Diversification Opportunities for FolioBeyond Rising and ProShares Inflation
0.9 | Correlation Coefficient |
Almost no diversification
The 3 months correlation between FolioBeyond and ProShares is 0.9. Overlapping area represents the amount of risk that can be diversified away by holding FolioBeyond Rising Rates and ProShares Inflation Expectatio in the same portfolio, assuming nothing else is changed. The correlation between historical prices or returns on ProShares Inflation and FolioBeyond Rising is a relative statistical measure of the degree to which these equity instruments tend to move together. The correlation coefficient measures the extent to which returns on FolioBeyond Rising Rates are associated (or correlated) with ProShares Inflation. Values of the correlation coefficient range from -1 to +1, where. The correlation of zero (0) is possible when the price movement of ProShares Inflation has no effect on the direction of FolioBeyond Rising i.e., FolioBeyond Rising and ProShares Inflation go up and down completely randomly.
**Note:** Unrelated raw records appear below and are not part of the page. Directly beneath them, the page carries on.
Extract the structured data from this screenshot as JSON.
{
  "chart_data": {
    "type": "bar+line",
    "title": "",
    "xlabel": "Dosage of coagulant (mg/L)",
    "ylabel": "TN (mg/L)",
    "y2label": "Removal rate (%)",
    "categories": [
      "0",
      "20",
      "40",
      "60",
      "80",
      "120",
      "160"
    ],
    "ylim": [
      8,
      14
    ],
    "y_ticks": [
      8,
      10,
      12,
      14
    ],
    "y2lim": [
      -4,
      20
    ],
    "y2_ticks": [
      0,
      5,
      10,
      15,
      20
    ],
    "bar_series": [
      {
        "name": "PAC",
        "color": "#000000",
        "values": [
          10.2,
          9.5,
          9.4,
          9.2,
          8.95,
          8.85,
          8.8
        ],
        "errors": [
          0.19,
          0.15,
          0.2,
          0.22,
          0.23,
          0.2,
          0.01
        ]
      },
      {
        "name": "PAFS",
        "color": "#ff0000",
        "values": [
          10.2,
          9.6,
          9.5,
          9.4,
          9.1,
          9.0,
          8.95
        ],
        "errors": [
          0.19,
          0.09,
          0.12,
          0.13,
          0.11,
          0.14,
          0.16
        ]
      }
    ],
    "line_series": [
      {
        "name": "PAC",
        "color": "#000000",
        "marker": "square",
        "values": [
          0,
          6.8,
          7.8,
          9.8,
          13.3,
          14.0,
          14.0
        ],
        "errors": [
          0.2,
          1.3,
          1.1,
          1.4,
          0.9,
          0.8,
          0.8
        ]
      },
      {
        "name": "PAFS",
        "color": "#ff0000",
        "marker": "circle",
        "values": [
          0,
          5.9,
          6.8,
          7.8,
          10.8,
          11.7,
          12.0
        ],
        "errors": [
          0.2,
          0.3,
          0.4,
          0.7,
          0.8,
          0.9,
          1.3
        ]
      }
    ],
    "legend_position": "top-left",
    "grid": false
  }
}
Pair Corralation between FolioBeyond Rising and ProShares Inflation
Given the investment horizon of 90 days FolioBeyond Rising Rates is expected to generate 0.57 times more return on investment than ProShares Inflation. However, FolioBeyond Rising Rates is 1.76 times less risky than ProShares Inflation. It trades about 0.02 of its potential returns per unit of risk. ProShares Inflation Expectations is currently generating about -0.04 per unit of risk. If you would invest 3,533 in FolioBeyond Rising Rates on August 30, 2024 and sell it today you would earn a total of 5.00 from holding FolioBeyond Rising Rates or generate 0.14% return on investment over 90 days.
Time Period | 3 Months [change] |
Direction | Moves Together |
Strength | Very Strong |
Accuracy | 100.0% |
Values | Daily Returns |
FolioBeyond Rising Rates vs. ProShares Inflation Expectatio
Performance |
Timeline |
FolioBeyond Rising Rates |
ProShares Inflation |
FolioBeyond Rising and ProShares Inflation Volatility Contrast
Predicted Return Density |
Returns |
Pair Trading with FolioBeyond Rising and ProShares Inflation
The main advantage of trading using opposite FolioBeyond Rising and ProShares Inflation positions is that it hedges away some unsystematic risk. Because of two separate transactions, even if FolioBeyond Rising position performs unexpectedly, ProShares Inflation can make up some of the losses. Pair trading also minimizes risk from directional movements in the market. For example, if an entire industry or sector drops because of unexpected headlines, the short position in ProShares Inflation will offset losses from the drop in ProShares Inflation's long position.FolioBeyond Rising vs. WisdomTree Interest Rate | FolioBeyond Rising vs. WisdomTree SmallCap Quality | FolioBeyond Rising vs. WisdomTree Emerging Markets | FolioBeyond Rising vs. WisdomTree Emerging Markets |
ProShares Inflation vs. SPDR SSgA Multi Asset | ProShares Inflation vs. ProShares Hedge Replication | ProShares Inflation vs. ProShares Short 7 10 | ProShares Inflation vs. ProShares Merger ETF |
Check out your portfolio center.Note that this page's information should be used as a complementary analysis to find the right mix of equity instruments to add to your existing portfolios or create a brand new portfolio. You can also try the Equity Valuation module to check real value of public entities based on technical and fundamental data.